Right now, though, on this day and in this time, we are finding ourselves in beautiful mid-June. Peonies are blooming and sending their fragrance out over our yard, and my huge, unruly rose bush resembles a waterfall of pink blossoms cascading down over the wahoo trees. Currently the many waterfalls/streams that make the Finger Lakes region so very scenic, are neither roaring nor flooding — thankfully.  I am grateful for the bounty around us. It behooves us to make every effort to be aware of life, each day we live — the fragrances, the people, the colors. To be grateful, we need to notice and appreciate.  “The earth is the cup, the sky is the cover, of the immense bounty of nature, which is offered us.”  Emerson.* We need to shake off our superiority and arrogance in our human accomplishments and realize that we are a working part of this earthly habitat.  As Louis Armstrong **sang “It’s a wonderful world!” It will take all our efforts to keep it that way.   Read Wendell Berry’s*** The Peace of Wild Things while sitting in the sunshine, absorbing the world around.  Have a bowl of strawberries.  Your stress will melt away and your eyes will find a new appreciation for your surroundings.  And in another five days, keep your eyes open for a pixie or two!

Carol Bossard writes from her home in Spencer.

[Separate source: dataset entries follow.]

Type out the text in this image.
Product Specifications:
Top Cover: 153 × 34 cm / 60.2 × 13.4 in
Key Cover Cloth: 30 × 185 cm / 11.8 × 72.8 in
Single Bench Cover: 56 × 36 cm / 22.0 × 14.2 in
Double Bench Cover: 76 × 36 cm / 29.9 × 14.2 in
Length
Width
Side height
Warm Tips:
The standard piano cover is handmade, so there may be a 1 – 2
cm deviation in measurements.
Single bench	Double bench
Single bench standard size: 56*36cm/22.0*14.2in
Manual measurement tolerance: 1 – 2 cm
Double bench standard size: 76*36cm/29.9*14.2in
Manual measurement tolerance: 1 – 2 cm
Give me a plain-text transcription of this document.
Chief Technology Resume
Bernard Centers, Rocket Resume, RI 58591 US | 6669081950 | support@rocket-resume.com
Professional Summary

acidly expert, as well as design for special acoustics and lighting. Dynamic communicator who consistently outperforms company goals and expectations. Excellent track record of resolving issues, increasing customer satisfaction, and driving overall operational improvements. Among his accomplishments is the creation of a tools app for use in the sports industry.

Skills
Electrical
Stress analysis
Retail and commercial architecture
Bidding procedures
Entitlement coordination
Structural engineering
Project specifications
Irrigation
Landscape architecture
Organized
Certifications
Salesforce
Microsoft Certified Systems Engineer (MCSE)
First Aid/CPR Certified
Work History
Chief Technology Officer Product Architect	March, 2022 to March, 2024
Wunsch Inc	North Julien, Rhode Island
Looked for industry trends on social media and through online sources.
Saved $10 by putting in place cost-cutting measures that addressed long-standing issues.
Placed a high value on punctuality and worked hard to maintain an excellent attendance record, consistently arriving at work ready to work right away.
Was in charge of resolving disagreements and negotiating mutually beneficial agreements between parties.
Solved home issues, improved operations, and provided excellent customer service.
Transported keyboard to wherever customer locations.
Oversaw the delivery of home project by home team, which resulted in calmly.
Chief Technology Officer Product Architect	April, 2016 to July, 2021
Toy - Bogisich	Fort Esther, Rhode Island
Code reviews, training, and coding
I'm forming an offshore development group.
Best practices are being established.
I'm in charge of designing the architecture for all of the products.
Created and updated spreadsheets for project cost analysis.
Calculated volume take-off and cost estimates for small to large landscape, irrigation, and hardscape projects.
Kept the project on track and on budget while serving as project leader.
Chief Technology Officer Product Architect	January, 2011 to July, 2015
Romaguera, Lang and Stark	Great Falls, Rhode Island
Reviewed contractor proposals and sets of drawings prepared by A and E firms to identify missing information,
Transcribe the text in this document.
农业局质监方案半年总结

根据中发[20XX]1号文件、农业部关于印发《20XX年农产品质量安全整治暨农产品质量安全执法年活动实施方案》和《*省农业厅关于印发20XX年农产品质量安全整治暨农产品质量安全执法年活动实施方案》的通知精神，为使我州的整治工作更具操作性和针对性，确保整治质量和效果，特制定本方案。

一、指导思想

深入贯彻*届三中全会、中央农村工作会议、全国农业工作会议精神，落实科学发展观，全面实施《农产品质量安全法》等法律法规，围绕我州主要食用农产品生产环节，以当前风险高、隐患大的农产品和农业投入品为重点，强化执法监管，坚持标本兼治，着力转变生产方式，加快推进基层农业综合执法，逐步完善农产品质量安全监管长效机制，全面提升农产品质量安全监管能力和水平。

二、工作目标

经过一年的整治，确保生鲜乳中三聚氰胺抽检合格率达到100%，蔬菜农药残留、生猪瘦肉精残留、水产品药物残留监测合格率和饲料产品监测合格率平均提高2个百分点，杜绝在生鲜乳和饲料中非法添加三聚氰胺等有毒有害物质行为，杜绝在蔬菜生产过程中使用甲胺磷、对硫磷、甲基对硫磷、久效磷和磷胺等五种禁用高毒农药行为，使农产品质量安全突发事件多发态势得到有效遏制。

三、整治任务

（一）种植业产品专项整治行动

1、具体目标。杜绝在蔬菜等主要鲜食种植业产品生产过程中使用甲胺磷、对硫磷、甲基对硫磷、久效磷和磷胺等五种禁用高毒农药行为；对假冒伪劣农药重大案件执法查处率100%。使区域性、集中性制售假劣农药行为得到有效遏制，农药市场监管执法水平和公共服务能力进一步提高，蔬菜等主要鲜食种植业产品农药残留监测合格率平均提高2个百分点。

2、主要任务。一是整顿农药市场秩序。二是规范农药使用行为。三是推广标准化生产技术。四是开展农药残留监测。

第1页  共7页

She may be reached at: carol42wilde@htva.net.  

*Ralph Waldo Emerson —American philosopher, essayist, poet, lecturer and abolitionist.  He was a graduate of the Harvard Divinity School.  1803 – 1882

**Louis Armstrong —American trumpeter and vocalist; of immense importance in the jazz world.  1901 – 1971.

***Wendell Berry — American novelist, essayist and poet, attorney, farmer and environmental activist from Kentucky.